GN&M's long-term strategy is to become "the world's leading liberal voice", building on international moves such as the launch of Guardian America in 2007, which now attracts between six and seven million users.

However, although GN&M will launch a news wire serving the Arab region in the first quarter of this year, Brooks rules out further global expansion in 2009, indicating that 2010 will be the time for moves into "Anglo­phone markets, growth markets and countries where there is no strong tradition of free speech in print".

He says: "The bulk of our business is still in print, but equally the growth of the business will be in digital, and much of that growth will be outside the UK. Our journalism is now reaching 20 times more people than it did 10 years ago [GN&M has an estimated global reach of 30,007,667] and that is as a result of the web."
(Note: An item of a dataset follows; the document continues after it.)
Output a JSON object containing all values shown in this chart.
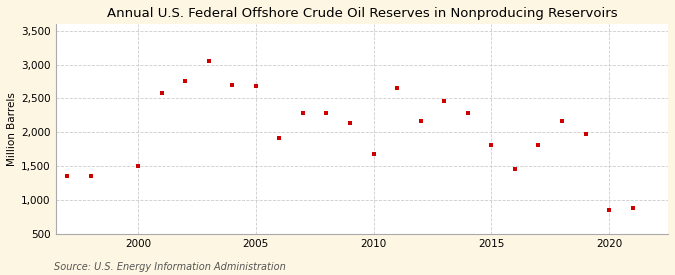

Paper prices may be soaring, readers may be losing their appetite for print news and the ad market may be in freefall, but GN&M's belief in the quality of its editorial should keep the wolves from the castle of Count Brooks in the annus horribilis of 2009.

CV
2006 Managing director, Guardian News & Media
2003 Managing director, IPC Ignite
2000 Managing director, IPC Southbank
1999 Network managing director, Emap UK
1994 Director, Emap Business Comms
1992 Publishing director, Emap Business Communications
1991 Head of corporate planning, Emap
1989 Managing director of start-up publishing business in Australia
1985 Co-founder and launch editor, Media Week
2008-2010 Chair of the Newspaper Publishers Association

Family Married with three children
Lives Harpenden, Hertfordshire
Favourite bands Elbow, Joan as Policewoman, Cat Power
Football team Arsenal

Brooks on...
The fate of the magazine market: If I had a pound for every title that will close in 2009, I'd have enough money to subscribe to both Monocle and Intelligent Life - but that would be pointless, because neither of them will be around by the end of this year.
The merger of the Mail and Mail on Sunday sales teams: What took them so long?
Chairing meetings of the Newspaper Publishers Association: I am told council meetings often used to degenerate into stand-up rows. However, these days, the competitive forces outside the newspaper industry are so much more threatening than our internal rivalries that meetings tend to be very harmonious.
Elton John's libel suit over an article by columnist Marina Hyde: Most media owners don't have the stomach for the fight because it is expensive and risky. Elton John couldn't take the joke - and the judge ruled he should have been able to take the joke. The verdict was a triumph for all comic writers.
American newspapers: Each of them has enjoyed a very cosy monopoly for more than 100 years. Even the mighty New York Times can be hard work, and many other supposedly great American newspapers are terribly dull.